Gli Stati Uniti bloccano l’espansione del GLONASS

Una legge firmata da Obama impone diversi vincoli alla costruzione delle stazioni GLONASS sul suolo americano, bloccando di fatto il suo sviluppo.

,

La scorsa settimana, il Presidente Obama ha formato una legge che ostacola la costruzione sul suolo americano di stazioni di terra necessarie al monitoraggio del GLONASS, l’equivalente del GPS. I russi vogliono installare nuove antenne per migliorare la precisione e l’affidabilità del sistema satellitare, ma un rappresentante repubblicano del Congresso sospetta che dietro la richiesta del Cremlino si celino intenzioni poco chiare.

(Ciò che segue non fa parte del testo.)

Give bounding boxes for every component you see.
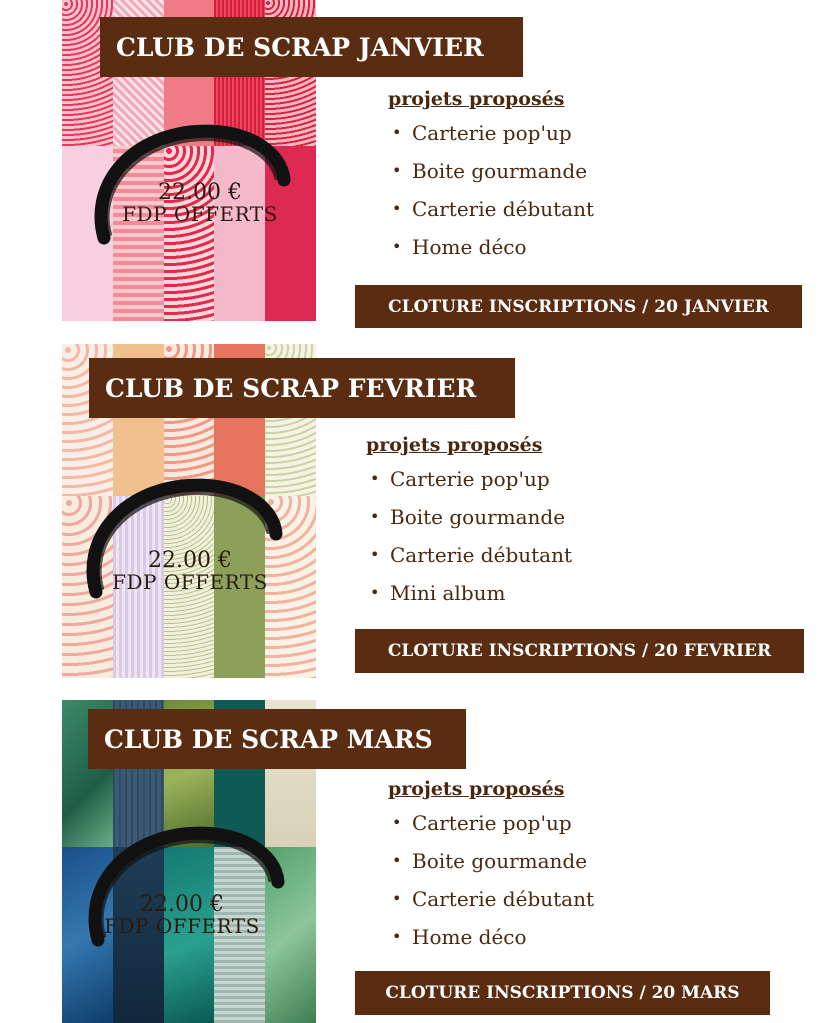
list-item: • Carterie pop'up [388,114,594,152]
club-title: CLUB DE SCRAP JANVIER [100,17,523,77]
bullet-icon: • [370,545,380,564]
projects-block [388,778,594,956]
club-title: CLUB DE SCRAP MARS [88,709,466,769]
deadline-banner: CLOTURE INSCRIPTIONS / 20 MARS [355,971,770,1015]
bullet-icon: • [370,469,380,488]
deadline-banner: CLOTURE INSCRIPTIONS / 20 JANVIER [355,285,802,328]
bullet-icon: • [392,237,402,256]
bullet-icon: • [392,851,402,870]
list-item: • Home déco [388,918,594,956]
list-item: • Boite gourmande [366,498,572,536]
project-list [388,804,594,956]
bullet-icon: • [392,889,402,908]
club-section-janvier [0,0,819,330]
shipping-label: FDP OFFERTS [112,570,268,594]
list-item: • Carterie débutant [388,190,594,228]
price-label [72,894,292,936]
projects-block [388,88,594,266]
club-section-fevrier [0,344,819,684]
club-section-mars [0,700,819,1023]
price-amount: 22.00 € [148,548,232,573]
list-item: • Home déco [388,228,594,266]
list-item: • Mini album [366,574,572,612]
list-item: • Boite gourmande [388,842,594,880]
project-list [388,114,594,266]
deadline-banner: CLOTURE INSCRIPTIONS / 20 FEVRIER [355,629,804,673]
list-item: • Carterie débutant [366,536,572,574]
price-label [90,182,310,224]
projects-block [366,434,572,612]
price-amount: 22.00 € [140,892,224,917]
bullet-icon: • [370,583,380,602]
shipping-label: FDP OFFERTS [122,202,278,226]
bullet-icon: • [392,161,402,180]
projects-heading: projets proposés [388,778,565,800]
shipping-label: FDP OFFERTS [104,914,260,938]
projects-heading: projets proposés [388,88,565,110]
bullet-icon: • [392,813,402,832]
bullet-icon: • [392,199,402,218]
price-label [80,550,300,592]
project-list [366,460,572,612]
list-item: • Carterie débutant [388,880,594,918]
projects-heading: projets proposés [366,434,543,456]
price-amount: 22.00 € [158,180,242,205]
bullet-icon: • [392,927,402,946]
bullet-icon: • [392,123,402,142]
bullet-icon: • [370,507,380,526]
list-item: • Carterie pop'up [388,804,594,842]
list-item: • Boite gourmande [388,152,594,190]
list-item: • Carterie pop'up [366,460,572,498]
club-title: CLUB DE SCRAP FEVRIER [89,358,515,418]
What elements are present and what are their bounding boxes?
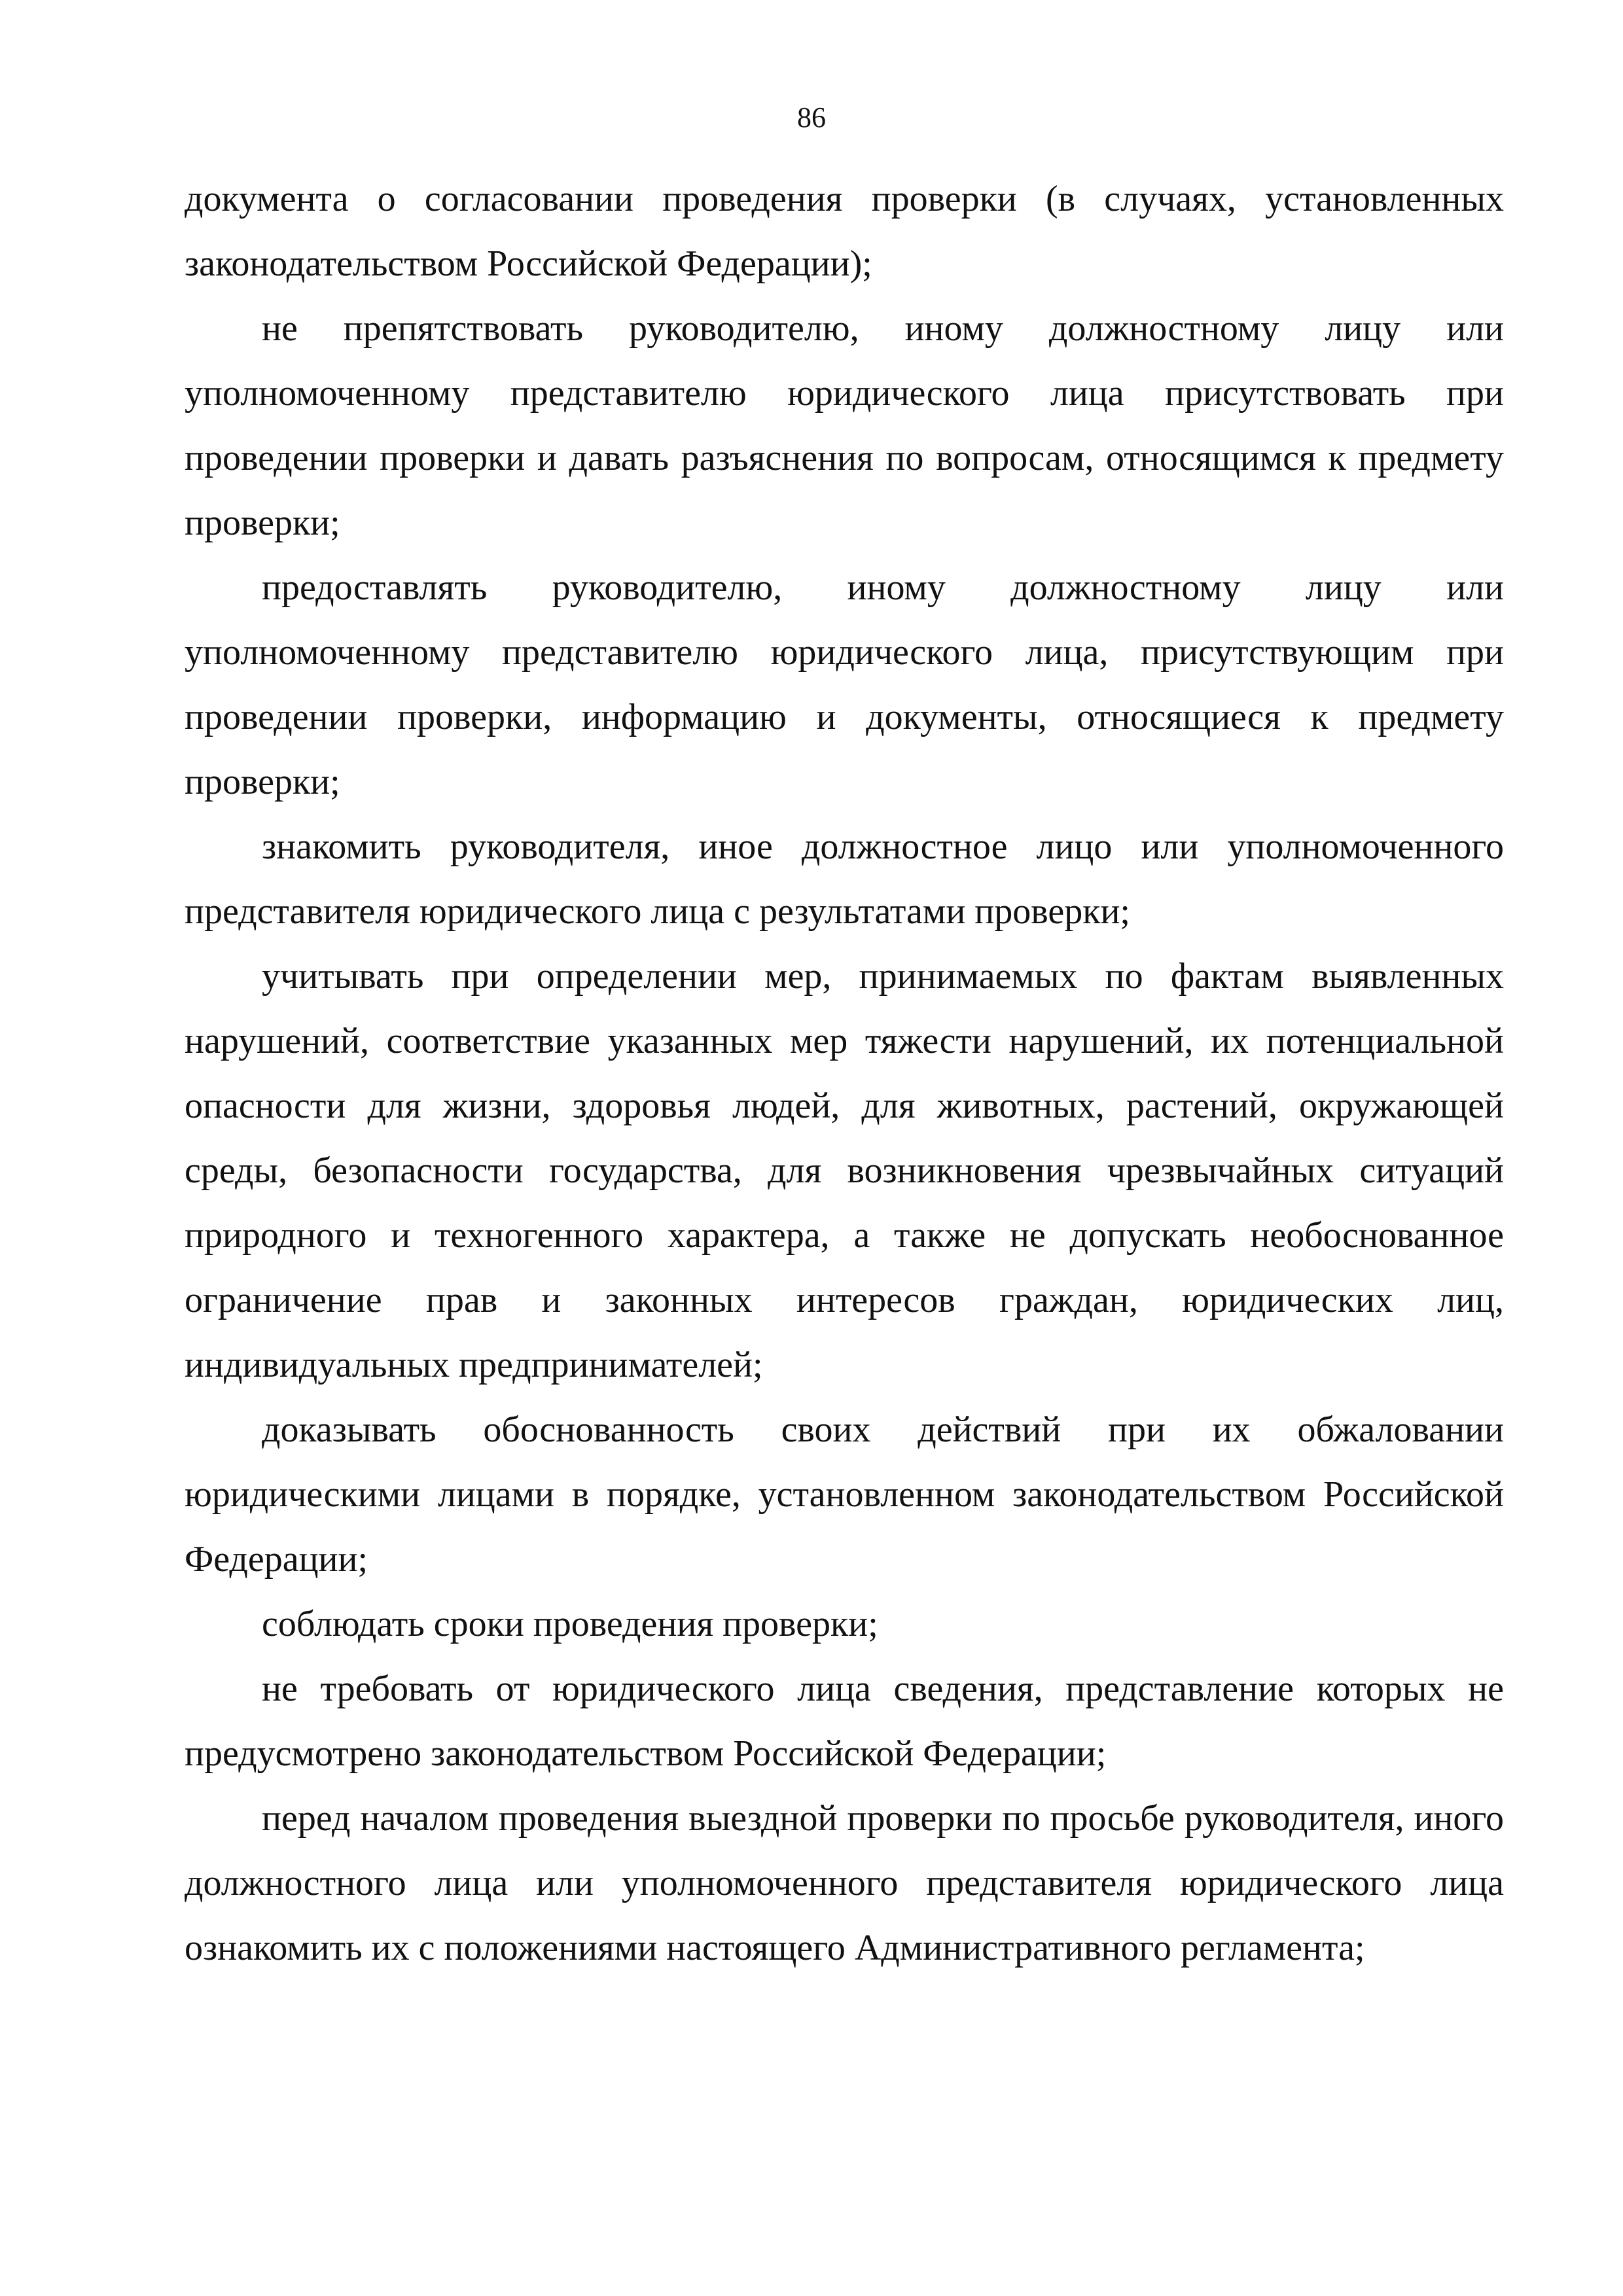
paragraph-not-obstruct: не препятствовать руководителю, иному должностному лицу или уполномоченному представителю юридического лица присутствовать при проведении проверки и давать разъяснения по вопросам, относящимся к предмету проверки;: [185, 308, 1504, 543]
paragraph-acquaint-results: знакомить руководителя, иное должностное лицо или уполномоченного представителя юридического лица с результатами проверки;: [185, 826, 1504, 932]
paragraph-observe-deadlines: соблюдать сроки проведения проверки;: [262, 1604, 878, 1644]
paragraph-familiarize-regulation: перед началом проведения выездной проверки по просьбе руководителя, иного должностного лица или уполномоченного представителя юридического лица ознакомить их с положениями настоящего Административного регламента;: [185, 1798, 1504, 1968]
page-number: 86: [797, 101, 826, 133]
paragraph-prove-validity: доказывать обоснованность своих действий при их обжаловании юридическими лицами в порядке, установленном законодательством Российской Федерации;: [185, 1409, 1504, 1580]
paragraph-consider-measures: учитывать при определении мер, принимаемых по фактам выявленных нарушений, соответствие указанных мер тяжести нарушений, их потенциальной опасности для жизни, здоровья людей, для животных, растений, окружающей среды, безопасности государства, для возникновения чрезвычайных ситуаций природного и техногенного характера, а также не допускать необоснованное ограничение прав и законных интересов граждан, юридических лиц, индивидуальных предпринимателей;: [185, 956, 1504, 1385]
paragraph-not-require-info: не требовать от юридического лица сведения, представление которых не предусмотрено законодательством Российской Федерации;: [185, 1669, 1504, 1774]
document-body: [185, 167, 1504, 1981]
paragraph-continuation: документа о согласовании проведения проверки (в случаях, установленных законодательством Российской Федерации);: [185, 179, 1504, 284]
paragraph-provide-information: предоставлять руководителю, иному должностному лицу или уполномоченному представителю юридического лица, присутствующим при проведении проверки, информацию и документы, относящиеся к предмету проверки;: [185, 567, 1504, 802]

Anche il Pentagono e la CIA hanno espresso le loro preoccupazioni. Concedere il permesso significherebbe aprire una porta allo spionaggio russo.

Dopo aver superato una grave crisi economica, la Russia ha completato GLONASS (GLObal NAvigation Satellite System) nel 2012, quando tutti i 24 satelliti sono ritornati operativi. Da circa due anni i maggiori produttori mondiali di smartphone hanno iniziato ad integrare chip compatibili nei loro terminali (iPhone 4S/5, Samsung Galaxy S3/S4, Nokia Lumia 920, ecc.), quindi l’uso del sistema satellitare russo è in costante aumento. Dato che attualmente la precisione è inferiore al GPS, il Presidente Putin ha chiesto agli Stati Uniti di installare nuove stazioni di monitoraggio sul suolo americano.

Dopo aver ricevuto indicazioni dalle agenzie di intelligence, il Congresso ha approvato una legge che non vieta la realizzazione delle stazioni, ma impone diversi vincoli che rende praticamente impossibile la loro costruzione. All’interno della “defense budget bill”, la legge di bilancio del Dipartimento della Difesa, viene specificato che il Segretario della Difesa e il Direttore dell’intelligence nazionale devono certificare al Congresso che le stazioni non verranno usate per spiare gli Stati Uniti, che non verranno usate per migliorare l’efficacia degli armamenti russi, che le comunicazioni tra le stazioni avvengano in forma non criptata, che le antenne siano distanti dai siti sensibili, e che la costruzione e la manutenzione venga affidata ad un’azienda statunitense.

Negli ultimi mesi i rapporti tra Russia e Stati Uniti si sono raffreddati, in quanto Mosca ha concesso asilo ad Edward Snowden e appoggio al Presidente siriano Assad. La CIA e il Pentagono sospettano che le stazioni GLONASS possano servire anche per lo spionaggio informatico, un’attività di esclusiva competenza della NSA.